Ariel Lopez-Chavez, MD, medical oncologist, director of precision medicine and developmental therapeutics at Allegheny Health Network Cancer Institute, discusses some of the unmet needs that still exist in the small cell lung cancer (SCLC) space.
Currently, carboplatin or cisplatin with etoposide combined with atezolizumab (Tecentriq) or durvalumab (Imfinzi) followed by maintenance therapy are FDA-approved options in the frontline setting for patients with SCLC. In addition, lurbinectedin (Zepzelca) and topotecan are options currently available for second-line treatment.
Despite the ongoing development of new agents like these, treating patients with SCLC remains a challenge for oncologists, especially when compared with other types of cancers. In this interview with Targeted OncologyTM, Lopez-Chavez highlights the current use of myelosuppressive agents in the second line setting. He also discusses that developing drugs with better safety profiles, specifically for second-line SCLC, is considered a top unmet need in order to improve patient outcomes.

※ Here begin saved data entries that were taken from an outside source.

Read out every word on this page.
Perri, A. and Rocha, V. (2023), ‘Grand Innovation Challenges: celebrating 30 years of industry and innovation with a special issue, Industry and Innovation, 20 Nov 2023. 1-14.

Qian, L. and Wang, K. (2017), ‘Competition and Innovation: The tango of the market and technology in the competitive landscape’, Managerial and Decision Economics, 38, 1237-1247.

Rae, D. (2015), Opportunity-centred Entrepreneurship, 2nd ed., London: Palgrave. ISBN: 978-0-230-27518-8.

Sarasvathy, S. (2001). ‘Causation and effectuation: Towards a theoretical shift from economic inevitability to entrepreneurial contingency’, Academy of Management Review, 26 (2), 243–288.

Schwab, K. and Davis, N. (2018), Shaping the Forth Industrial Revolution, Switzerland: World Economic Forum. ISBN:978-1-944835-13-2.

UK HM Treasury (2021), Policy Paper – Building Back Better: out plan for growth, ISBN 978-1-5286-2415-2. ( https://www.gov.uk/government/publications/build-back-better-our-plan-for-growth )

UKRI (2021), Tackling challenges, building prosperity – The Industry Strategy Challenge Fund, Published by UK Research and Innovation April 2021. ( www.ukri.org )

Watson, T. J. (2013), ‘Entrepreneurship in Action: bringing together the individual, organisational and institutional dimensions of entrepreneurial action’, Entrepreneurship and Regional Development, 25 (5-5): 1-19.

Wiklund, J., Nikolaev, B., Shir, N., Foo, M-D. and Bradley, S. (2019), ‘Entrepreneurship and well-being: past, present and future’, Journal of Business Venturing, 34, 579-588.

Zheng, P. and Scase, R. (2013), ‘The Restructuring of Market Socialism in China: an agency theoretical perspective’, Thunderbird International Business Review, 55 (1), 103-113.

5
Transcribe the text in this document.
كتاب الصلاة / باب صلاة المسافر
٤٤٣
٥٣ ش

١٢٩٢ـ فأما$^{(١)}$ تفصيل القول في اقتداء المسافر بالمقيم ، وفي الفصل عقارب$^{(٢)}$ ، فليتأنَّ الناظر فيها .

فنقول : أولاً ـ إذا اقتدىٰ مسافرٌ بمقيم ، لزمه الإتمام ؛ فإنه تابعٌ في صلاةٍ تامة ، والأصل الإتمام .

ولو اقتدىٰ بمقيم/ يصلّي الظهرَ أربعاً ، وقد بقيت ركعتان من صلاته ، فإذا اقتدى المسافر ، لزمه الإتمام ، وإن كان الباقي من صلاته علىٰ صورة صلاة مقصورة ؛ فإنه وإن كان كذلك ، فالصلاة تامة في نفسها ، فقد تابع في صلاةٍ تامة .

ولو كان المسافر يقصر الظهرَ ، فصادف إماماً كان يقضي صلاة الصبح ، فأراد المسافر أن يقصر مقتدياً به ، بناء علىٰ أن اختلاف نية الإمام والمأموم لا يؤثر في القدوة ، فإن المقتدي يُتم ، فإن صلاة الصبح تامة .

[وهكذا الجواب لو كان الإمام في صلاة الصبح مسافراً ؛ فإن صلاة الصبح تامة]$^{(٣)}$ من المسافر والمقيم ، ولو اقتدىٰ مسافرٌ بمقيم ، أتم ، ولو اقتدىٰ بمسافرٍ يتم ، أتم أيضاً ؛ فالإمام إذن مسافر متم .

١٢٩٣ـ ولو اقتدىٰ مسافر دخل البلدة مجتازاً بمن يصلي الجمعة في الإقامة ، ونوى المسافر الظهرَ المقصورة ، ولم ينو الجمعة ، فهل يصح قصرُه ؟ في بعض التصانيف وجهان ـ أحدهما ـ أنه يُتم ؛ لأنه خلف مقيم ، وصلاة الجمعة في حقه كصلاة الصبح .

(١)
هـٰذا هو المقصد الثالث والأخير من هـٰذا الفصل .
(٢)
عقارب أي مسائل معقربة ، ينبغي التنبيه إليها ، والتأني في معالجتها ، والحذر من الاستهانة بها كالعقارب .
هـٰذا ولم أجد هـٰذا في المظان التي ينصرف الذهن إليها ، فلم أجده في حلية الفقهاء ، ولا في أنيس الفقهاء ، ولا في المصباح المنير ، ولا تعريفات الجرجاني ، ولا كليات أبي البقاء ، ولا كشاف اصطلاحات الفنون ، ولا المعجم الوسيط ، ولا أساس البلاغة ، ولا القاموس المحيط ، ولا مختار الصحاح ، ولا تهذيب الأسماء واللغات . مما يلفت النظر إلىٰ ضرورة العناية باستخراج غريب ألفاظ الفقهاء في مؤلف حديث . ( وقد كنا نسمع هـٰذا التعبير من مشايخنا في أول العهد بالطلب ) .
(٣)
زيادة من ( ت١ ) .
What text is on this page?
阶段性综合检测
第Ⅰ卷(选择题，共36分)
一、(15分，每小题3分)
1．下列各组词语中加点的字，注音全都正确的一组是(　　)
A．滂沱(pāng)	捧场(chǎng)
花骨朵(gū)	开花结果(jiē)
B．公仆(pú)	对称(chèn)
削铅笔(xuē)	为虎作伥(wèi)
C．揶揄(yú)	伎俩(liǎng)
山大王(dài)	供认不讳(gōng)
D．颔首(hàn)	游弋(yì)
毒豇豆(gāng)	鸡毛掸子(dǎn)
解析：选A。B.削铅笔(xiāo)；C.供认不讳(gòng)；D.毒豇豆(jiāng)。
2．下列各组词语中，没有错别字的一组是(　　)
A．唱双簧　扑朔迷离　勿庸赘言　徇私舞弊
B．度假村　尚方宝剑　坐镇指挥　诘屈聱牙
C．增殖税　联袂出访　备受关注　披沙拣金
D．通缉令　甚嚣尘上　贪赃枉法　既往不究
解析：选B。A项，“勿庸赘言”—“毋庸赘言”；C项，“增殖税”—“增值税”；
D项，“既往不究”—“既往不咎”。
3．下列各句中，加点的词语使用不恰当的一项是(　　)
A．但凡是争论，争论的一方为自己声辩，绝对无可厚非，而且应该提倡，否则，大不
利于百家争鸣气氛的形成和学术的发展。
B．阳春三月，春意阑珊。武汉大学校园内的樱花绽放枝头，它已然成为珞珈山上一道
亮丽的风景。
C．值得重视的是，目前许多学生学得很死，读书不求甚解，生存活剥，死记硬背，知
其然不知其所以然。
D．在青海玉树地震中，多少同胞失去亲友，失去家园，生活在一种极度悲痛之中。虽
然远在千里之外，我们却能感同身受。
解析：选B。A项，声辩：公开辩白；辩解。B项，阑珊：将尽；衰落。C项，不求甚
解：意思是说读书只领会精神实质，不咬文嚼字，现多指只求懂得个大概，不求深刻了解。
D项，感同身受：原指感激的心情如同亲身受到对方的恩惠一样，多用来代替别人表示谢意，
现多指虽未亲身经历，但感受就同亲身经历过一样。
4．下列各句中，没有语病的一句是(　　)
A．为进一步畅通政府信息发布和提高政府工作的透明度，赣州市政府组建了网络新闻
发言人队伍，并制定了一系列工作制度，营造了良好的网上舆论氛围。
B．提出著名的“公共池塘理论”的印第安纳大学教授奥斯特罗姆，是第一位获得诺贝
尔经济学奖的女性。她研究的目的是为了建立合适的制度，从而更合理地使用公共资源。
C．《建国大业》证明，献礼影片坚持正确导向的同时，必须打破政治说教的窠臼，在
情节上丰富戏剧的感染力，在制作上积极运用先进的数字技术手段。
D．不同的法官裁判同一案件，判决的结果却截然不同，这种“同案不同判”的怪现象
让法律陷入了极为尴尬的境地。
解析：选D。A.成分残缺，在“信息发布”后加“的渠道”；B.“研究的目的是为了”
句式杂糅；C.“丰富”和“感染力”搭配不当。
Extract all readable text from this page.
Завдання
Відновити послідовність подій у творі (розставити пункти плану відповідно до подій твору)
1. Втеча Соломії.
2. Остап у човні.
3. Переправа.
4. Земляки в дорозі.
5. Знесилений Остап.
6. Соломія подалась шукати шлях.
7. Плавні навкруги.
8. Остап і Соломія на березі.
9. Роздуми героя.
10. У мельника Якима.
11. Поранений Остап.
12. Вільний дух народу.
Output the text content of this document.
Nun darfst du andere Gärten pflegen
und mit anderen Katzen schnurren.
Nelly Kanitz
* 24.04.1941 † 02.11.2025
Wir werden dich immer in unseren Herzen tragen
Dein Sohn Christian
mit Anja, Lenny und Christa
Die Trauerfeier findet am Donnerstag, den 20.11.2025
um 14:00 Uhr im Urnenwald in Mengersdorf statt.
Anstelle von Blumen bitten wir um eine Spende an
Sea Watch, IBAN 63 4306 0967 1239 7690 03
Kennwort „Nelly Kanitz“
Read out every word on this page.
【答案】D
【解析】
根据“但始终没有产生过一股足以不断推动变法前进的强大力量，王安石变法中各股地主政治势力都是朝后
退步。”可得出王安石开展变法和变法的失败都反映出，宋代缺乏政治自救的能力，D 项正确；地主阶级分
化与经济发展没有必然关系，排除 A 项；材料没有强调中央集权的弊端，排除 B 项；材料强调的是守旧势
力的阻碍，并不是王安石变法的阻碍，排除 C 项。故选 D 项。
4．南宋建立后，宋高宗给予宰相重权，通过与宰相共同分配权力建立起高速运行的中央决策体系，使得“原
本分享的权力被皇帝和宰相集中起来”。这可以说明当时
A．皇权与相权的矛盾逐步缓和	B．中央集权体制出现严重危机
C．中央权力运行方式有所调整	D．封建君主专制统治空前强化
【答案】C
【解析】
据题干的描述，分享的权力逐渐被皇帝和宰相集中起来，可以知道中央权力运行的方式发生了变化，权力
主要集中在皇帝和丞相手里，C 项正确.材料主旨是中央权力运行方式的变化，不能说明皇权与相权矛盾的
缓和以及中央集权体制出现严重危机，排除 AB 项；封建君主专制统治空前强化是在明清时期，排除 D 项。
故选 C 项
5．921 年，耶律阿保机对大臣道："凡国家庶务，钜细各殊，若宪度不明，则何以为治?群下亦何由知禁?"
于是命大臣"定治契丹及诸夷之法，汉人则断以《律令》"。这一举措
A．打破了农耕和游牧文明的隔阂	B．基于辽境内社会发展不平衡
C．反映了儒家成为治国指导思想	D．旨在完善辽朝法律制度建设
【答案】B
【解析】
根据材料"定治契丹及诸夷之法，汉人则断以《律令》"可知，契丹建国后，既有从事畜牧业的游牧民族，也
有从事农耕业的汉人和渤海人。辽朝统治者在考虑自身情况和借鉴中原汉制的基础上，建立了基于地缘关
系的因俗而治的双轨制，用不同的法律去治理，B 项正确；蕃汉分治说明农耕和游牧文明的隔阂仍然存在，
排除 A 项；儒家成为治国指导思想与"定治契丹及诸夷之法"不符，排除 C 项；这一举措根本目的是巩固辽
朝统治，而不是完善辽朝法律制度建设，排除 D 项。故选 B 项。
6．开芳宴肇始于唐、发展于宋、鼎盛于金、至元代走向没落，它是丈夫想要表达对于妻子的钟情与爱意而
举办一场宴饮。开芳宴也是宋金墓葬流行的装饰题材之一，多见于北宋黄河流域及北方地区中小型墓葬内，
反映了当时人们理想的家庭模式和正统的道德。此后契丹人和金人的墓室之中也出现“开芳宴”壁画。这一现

Here, Lopez-Chavez emphasizes the critical need for improved second-line therapies in SCLC.
Transcription:
0:09 | The entire space of small cell lung cancer is a high unmet medical need because even though we have these new agents…compared with other tumor types, there is still a high unmet need. In the second-line setting in particular, we have high myelosuppressive agents.
0:39 | We are going to bring more compounds with better safety profiles, and it will be important in small cell lung cancer, in particular in the second line, because these patients are really sick and small cell lung cancer is a hard disease to treat, and in particular, most patients will not see more than 2 lines of therapy. It is very important to bring, in particular in the second-line setting, that drugs have a better safety profile. I think that is 1 of the biggest unmet needs now for this patient population.